His lawyer, David Dow, a member of the anti-death penalty group Texas Defenders Service, says the support is imagined, and evidence of his mental instability. "He is a severely mentally ill person. He has no grasp of reality. He thinks he has hundreds of supporters … it's wrong. He says it with complete sincerity. He believes it is true but he's delusional, he's been receiving anti-psychotic medication inside the prison for years. You would certainly think that the fact that he's on anti-psychotic medicines would alert a judge to do something more than have a five-minute conversation with him to determine whether he's competent to waive his appeal."

But the appeal court, in what amounts to an acknowledgement of inhuman conditions on death row, accepted that Simpson's assertion to the court that the "pitiful" conditions meant he was looking "forward to life after death" was evidence of his mental stability, describing this stance as a "rational choice".

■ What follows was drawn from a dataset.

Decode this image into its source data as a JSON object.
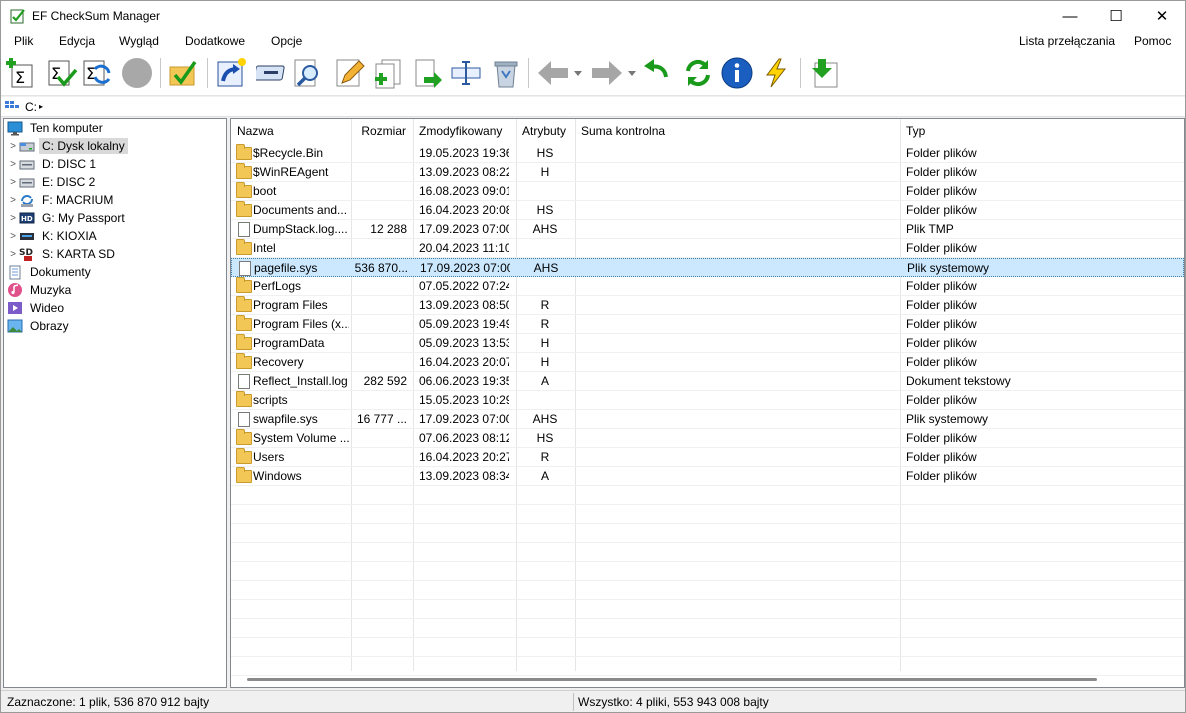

With the execution just days away, Simpson is having second thoughts. Dow has filed appeals with state courts and the US supreme court arguing that Simpson was incompetent to waive his appeals because he is suffering from a "debilitating mental illness" and has "diminished intellectual functioning".

The district attorney, Doug Lowe, accused Simpson of trying to stall the execution by "re-litigating an issue which has been repeatedly decided against him". The Texas board of pardons could recommend to the governor, Rick Perry, that Simpson's case be reviewed, but neither the board nor the governor have shown an inclination to stall executions in the past.

It is a reminder that there are other victims in all of this. The family of Geraldine Davidson lost their relative. Simpson says that he apologised to her children, but he has consistently failed to acknowledge his leading role in the murder, instead attempting to blame his 13-year-old cousin.

Now, in the face of two daunting alternatives, Simpson is torn. Amid the torture of prison and solitary confinement, death seemed like a release. But now the execution is just days away he is reassessing this; he would like to live but he knows the alternative to death is not freedom but decades of being locked up. "I know this is not no type of game. This is something I really have to prepare myself for. I'm pretty much going day to day now until the time comes," he said.